La valeur vénale d’un actif tertiaire non conforme est directement menacée. Les experts immobiliers intègrent désormais systématiquement le risque réglementaire dans leurs évaluations. Un bâtiment présentant un déficit de conformité au décret tertiaire peut subir une décote significative lors d’une transaction, voire devenir difficile à financer par des établissements bancaires attentifs au risque de transition climatique.
Seul un avocat spécialisé en droit immobilier ou en droit de l’environnement peut évaluer précisément l’exposition juridique d’un propriétaire dans une situation donnée. Les textes de référence sont consultables sur Légifrance (www.legifrance.gouv.fr), mais leur interprétation dans un contexte patrimonial spécifique requiert une analyse professionnelle. Les ressources publiées par l’ADEME (www.ademe.fr) fournissent des éclairages techniques utiles, sans se substituer à un conseil juridique personnalisé.

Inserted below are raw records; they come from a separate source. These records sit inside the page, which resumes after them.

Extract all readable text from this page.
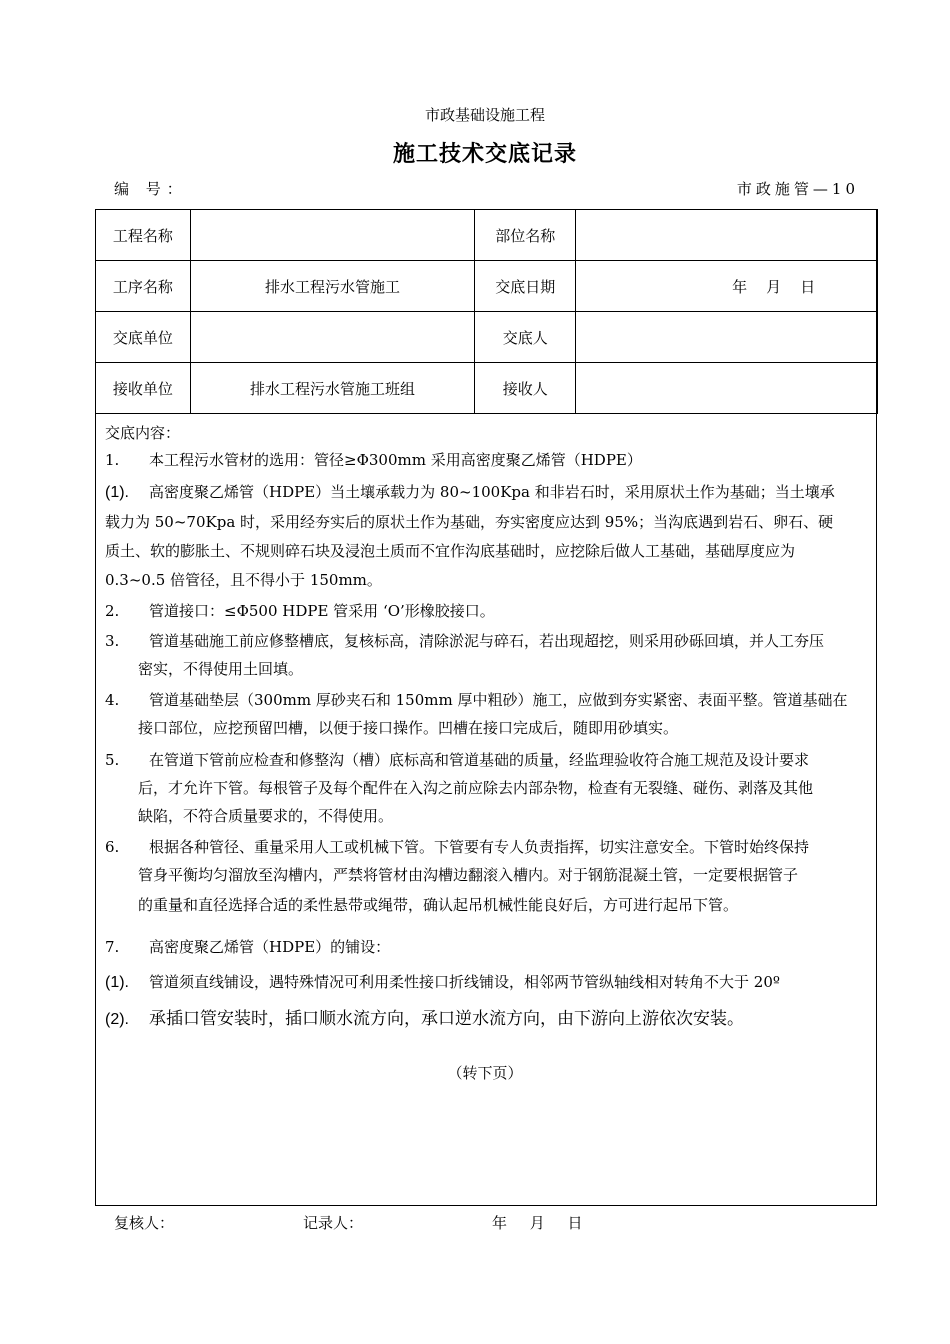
市政基础设施工程
施工技术交底记录
编 号：	市政施管—10
工程名称		部位名称	
工序名称	排水工程污水管施工	交底日期	年    月    日
交底单位		交底人	
接收单位	排水工程污水管施工班组	接收人	
交底内容：
1. 本工程污水管材的选用：管径≥Φ300mm 采用高密度聚乙烯管（HDPE）
(1). 高密度聚乙烯管（HDPE）当土壤承载力为 80~100Kpa 和非岩石时，采用原状土作为基础；当土壤承
载力为 50~70Kpa 时，采用经夯实后的原状土作为基础，夯实密度应达到 95%；当沟底遇到岩石、卵石、硬
质土、软的膨胀土、不规则碎石块及浸泡土质而不宜作沟底基础时，应挖除后做人工基础，基础厚度应为
0.3~0.5 倍管径，且不得小于 150mm。
2. 管道接口：≤Φ500 HDPE 管采用 ‘O’形橡胶接口。
3. 管道基础施工前应修整槽底，复核标高，清除淤泥与碎石，若出现超挖，则采用砂砾回填，并人工夯压
密实，不得使用土回填。
4. 管道基础垫层（300mm 厚砂夹石和 150mm 厚中粗砂）施工，应做到夯实紧密、表面平整。管道基础在
接口部位，应挖预留凹槽，以便于接口操作。凹槽在接口完成后，随即用砂填实。
5. 在管道下管前应检查和修整沟（槽）底标高和管道基础的质量，经监理验收符合施工规范及设计要求
后，才允许下管。每根管子及每个配件在入沟之前应除去内部杂物，检查有无裂缝、碰伤、剥落及其他
缺陷，不符合质量要求的，不得使用。
6. 根据各种管径、重量采用人工或机械下管。下管要有专人负责指挥，切实注意安全。下管时始终保持
管身平衡均匀溜放至沟槽内，严禁将管材由沟槽边翻滚入槽内。对于钢筋混凝土管，一定要根据管子
的重量和直径选择合适的柔性悬带或绳带，确认起吊机械性能良好后，方可进行起吊下管。
7. 高密度聚乙烯管（HDPE）的铺设：
(1). 管道须直线铺设，遇特殊情况可利用柔性接口折线铺设，相邻两节管纵轴线相对转角不大于 20º
(2). 承插口管安装时，插口顺水流方向，承口逆水流方向，由下游向上游依次安装。
（转下页）
复核人：	记录人：	年 月 日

Stratégies pour sécuriser son patrimoine face aux exigences réglementaires
La sécurisation juridique d’un patrimoine tertiaire face aux exigences du décret passe d’abord par un audit de conformité précis. Cet audit doit couvrir trois dimensions : l’identification des bâtiments assujettis, la vérification de la complétude et de l’exactitude des déclarations OPERAT, et l’évaluation de l’écart entre la consommation actuelle et les objectifs à atteindre selon la trajectoire réglementaire. Sans cette photographie précise, aucune stratégie cohérente ne peut être bâtie.

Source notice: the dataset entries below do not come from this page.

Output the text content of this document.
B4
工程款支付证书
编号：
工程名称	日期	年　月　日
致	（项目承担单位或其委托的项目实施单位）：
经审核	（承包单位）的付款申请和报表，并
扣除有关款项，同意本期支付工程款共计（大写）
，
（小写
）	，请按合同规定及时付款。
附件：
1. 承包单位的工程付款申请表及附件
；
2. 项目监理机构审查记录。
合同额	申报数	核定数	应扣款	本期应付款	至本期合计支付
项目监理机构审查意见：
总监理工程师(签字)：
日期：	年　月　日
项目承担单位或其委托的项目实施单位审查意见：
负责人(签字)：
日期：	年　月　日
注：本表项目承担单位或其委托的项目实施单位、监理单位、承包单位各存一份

La rédaction ou la révision des baux commerciaux constitue un levier juridique direct. Les clauses relatives aux travaux, aux charges et aux obligations environnementales doivent être alignées avec les exigences du décret. Une annexe environnementale conforme à la réglementation, couplée à des indicateurs de suivi de la consommation énergétique, protège le propriétaire en cas de litige avec un locataire refusant de coopérer aux actions de réduction.

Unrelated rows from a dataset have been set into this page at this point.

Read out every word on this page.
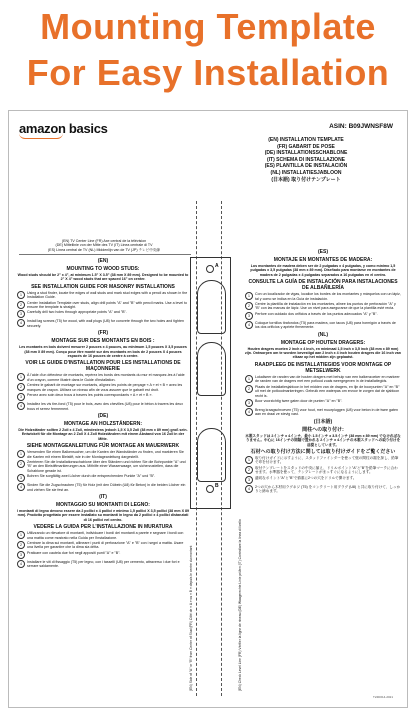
Mounting Template
For Easy Installation
amazon basics	ASIN: B09JWNSF8W
(EN) INSTALLATION TEMPLATE
(FR) GABARIT DE POSE
(DE) INSTALLATIONSSCHABLONE
(IT) SCHEMA DI INSTALLAZIONE
(ES) PLANTILLA DE INSTALACIÓN
(NL) INSTALLATIESJABLOON
(日本語) 取り付けテンプレート
(EN) TV Center Line (FR) Axe central de la télévision
(DE) Mittellinie von der Mitte des TV (IT) Linea centrale di TV
(ES) Línea central de TV (NL) Middenlijn van de TV (JP) テレビ中央線
(EN)
MOUNTING TO WOOD STUDS:

Wood studs should be 2" x 4", at minimum 1.5" X 3.5" (38 mm X 89 mm). Designed to be mounted to 2" X 4" wood studs that are spaced 16" on center.

SEE INSTALLATION GUIDE FOR MASONRY INSTALLATIONS
1	Using a stud finder, locate the edges of wall studs and mark stud edges with a pencil as shown in the Installation Guide.
2	Center Installation Template over studs, align drill points "A" and "B" with pencil marks. Use a level to ensure the template is straight.
3	Carefully drill two holes through appropriate points "A" and "B".
4	Install lag screws (T5) for wood, with wall plugs (U8) for concrete through the two holes and tighten securely.
(FR)
MONTAGE SUR DES MONTANTS EN BOIS :

Les montants en bois doivent mesurer 2 pouces x 4 pouces, au minimum 1,5 pouces X 3,5 pouces (38 mm X 89 mm). Conçu pour être monté sur des montants en bois de 2 pouces X 4 pouces espacés de 16 pouces de centre à centre.

VOIR LE GUIDE D'INSTALLATION POUR LES INSTALLATIONS DE MAÇONNERIE
1	À l'aide d'un détecteur de montants, repérez les bords des montants du mur et marquez-les à l'aide d'un crayon, comme illustré dans le Guide d'installation.
2	Centrez le gabarit de montage sur montants, alignez les points de perçage « A » et « B » avec les marques de crayon. Utilisez un niveau afin de vous assurer que le gabarit est droit.
3	Percez avec soin deux trous à travers les points correspondants « A » et « B ».
4	Installez les vis tire-fond (T5) pour le bois, avec des chevilles (U8) pour le béton à travers les deux trous et serrez fermement.
(DE)
MONTAGE AN HOLZSTÄNDERN:

Die Holzständer sollten 2 Zoll x 4 Zoll, mindestens jedoch 1,5 X 3,5 Zoll (38 mm x 89 mm) groß sein. Entwickelt für die Montage an 2 Zoll X 4 Zoll Holzständern mit einem Abstand von 16 Zoll in der Mitte.

SIEHE MONTAGEANLEITUNG FÜR MONTAGE AN MAUERWERK
1	Verwenden Sie einen Balkensucher, um die Kanten der Wandständer zu finden, und markieren Sie die Kanten mit einem Bleistift, wie in der Montageanleitung dargestellt.
2	Zentrieren Sie die Installationsschablone über den Ständern und richten Sie die Bohrpunkte "A" und "B" an den Bleistiftmarkierungen aus. Mithilfe einer Wasserwaage, um sicherzustellen, dass die Schablone gerade ist.
3	Bohren Sie sorgfältig zwei Löcher durch die entsprechenden Punkte "A" und "B".
4	Sinden Sie die Zugschrauben (T5) für Holz (mit den Dübeln (U8) für Beton) in die beiden Löcher ein und ziehen Sie sie fest an.
(IT)
MONTAGGIO SU MONTANTI DI LEGNO:

I montanti di legno devono essere da 2 pollici x 4 pollici e minimo 1,5 pollici X 3,5 pollici (38 mm X 89 mm). Prodotto progettato per essere installato su montanti in legno da 2 pollici x 4 pollici distanziati di 16 pollici nel centro.

VEDERE LA GUIDA PER L'INSTALLAZIONE IN MURATURA
1	Utilizzando un rilevatore di montanti, individuare i bordi dei montanti a parete e segnare i bordi con una matita come mostrato nella Guida per l'installazione.
2	Centrare la dima sui montanti, allineare i punti di perforazione "A" e "B" con i segni a matita. Usare una livella per garantire che la dima sia dritta.
3	Praticare con cautela due fori negli appositi punti "A" e "B".
4	Installare le viti di fissaggio (T5) per legno, con i tasselli (U8) per cemento, attraverso i due fori e serrare saldamente.
A
B
(EN) Side of "A" or "B" from Center of Stud (FR) Côté de « A » ou « B » depuis le centre du montant	(EN) Check Level Line (FR) Vérifier la ligne de niveau (DE) Waagerechte Linie prüfen (IT) Controllare la linea di livello
(ES)
MONTAJE EN MONTANTES DE MADERA:

Los montantes de madera deben ser de 2 pulgadas x 4 pulgadas, y como mínimo 1,5 pulgadas x 3,5 pulgadas (38 mm x 89 mm). Diseñado para montarse en montantes de madera de 2 pulgadas x 4 pulgadas separados a 16 pulgadas en el centro.

CONSULTE LA GUÍA DE INSTALACIÓN PARA INSTALACIONES DE ALBAÑILERÍA
1	Con un localizador de vigas, localice los bordes de los montantes y márquelos con un lápiz, tal y como se indica en la Guía de instalación.
2	Centre la plantilla de instalación en los montantes, alinee los puntos de perforación "A" y "B" con las marcas de lápiz. Use un nivel para asegurarse de que la plantilla esté recta.
3	Perfore con cuidado dos orificios a través de los puntos adecuados "A" y "B".
4	Coloque tornillos tirafondos (T5) para madera, con tacos (U8) para hormigón a través de los dos orificios y apriete firmemente.
(NL)
MONTAGE OP HOUTEN DRAGERS:

Houten dragers moeten 2 inch x 4 inch, en minimaal 1,5 inch x 3,5 inch (38 mm x 89 mm) zijn. Ontworpen om te worden bevestigd aan 2 inch x 4 inch houten dragers die 16 inch van elkaar op het midden zijn geplaatst.

RAADPLEEG DE INSTALLATIEGIDS VOOR MONTAGE OP METSELWERK
1	Lokaliseer de randen van de houten dragers met behulp van een balkenzoeker en markeer de randen van de dragers met een potlood zoals weergegeven in de installatiegids.
2	Plaats de installatiesjabloon in het midden van de dragers, en lijn de boorpunten "A" en "B" uit met de potloodmarkeringen. Gebruik een waterpas om ervoor te zorgen dat de sjabloon recht is.
3	Boor voorzichtig twee gaten door de punten "A" en "B".
4	Breng kraagschroeven (T5) voor hout, met muurpluggen (U8) voor beton in de twee gaten aan en draai ze stevig vast.
(日本語)
間柱への取り付け:

木製スタッドは 2インチ x 4インチ、最小 1.5インチ x 3.5インチ (38 mm x 89 mm) でなければなりません。中心に 16インチの間隔で置かれる 2インチ x 4インチの木製スタッドへの取り付けを前提としています。

石材への取り付け方法に関しては取り付けガイドをご覧ください
1	取り付けガイドに示すように、スタッドファインダーを使って壁の間柱の端を探し、鉛筆で印を付けます。
2	取付テンプレートをスタッドの中央に揃え、ドリルポイント"A"と"B"を鉛筆マークに合わせます。水準器を使って、テンプレートがまっすぐになるようにします。
3	適切なポイント"A"と"B"で慎重に2つの穴をドリルで開けます。
4	2つの穴から木材用ラグネジ (T5) をコンクリート用プラグ (U8) と共に取り付けて、しっかりと締めます。
T24D014-2021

Voici les actions concrètes à engager pour sécuriser son patrimoine tertiaire :
- Recenser tous les bâtiments détenus dont la surface de plancher est supérieure à 1 000 m² et vérifier leur assujettissement au décret
- Ouvrir et compléter les comptes OPERAT pour chaque bâtiment concerné, en veillant à la cohérence des données déclarées avec les factures énergétiques réelles
- Faire réaliser un diagnostic de performance énergétique actualisé pour chaque actif, afin d’identifier les leviers de réduction les plus rentables
- Intégrer des clauses de partage des coûts de rénovation énergétique dans les baux commerciaux en cours de renouvellement
- Documenter toutes les actions engagées (travaux, changements d’usage, sensibilisation des occupants) pour constituer un dossier de conformité opposable à l’administration
- Anticiper les financements disponibles : certificats d’économies d’énergie (CEE), aides de l’ADEME, prêts verts proposés par les établissements bancaires
La dimension fiscale mérite attention. Les dépenses de rénovation énergétique engagées pour se conformer au décret peuvent, selon leur nature, être qualifiées de charges déductibles ou d’immobilisations amortissables. Cette distinction a des conséquences directes sur la fiscalité des revenus fonciers ou sur l’imposition des sociétés détenant des actifs tertiaires. Un expert-comptable spécialisé en immobilier d’entreprise peut affiner ce point pour chaque situation.
Anticiper, c’est aussi valoriser. Un bâtiment tertiaire dont la trajectoire de conformité est documentée, dont les travaux sont planifiés et dont les baux intègrent des clauses environnementales solides présente un profil de risque réduit pour tout acquéreur potentiel. Dans un marché immobilier de plus en plus attentif aux critères ESG, cette conformité devient un argument de valorisation tangible, bien au-delà d’une simple obligation réglementaire à subir.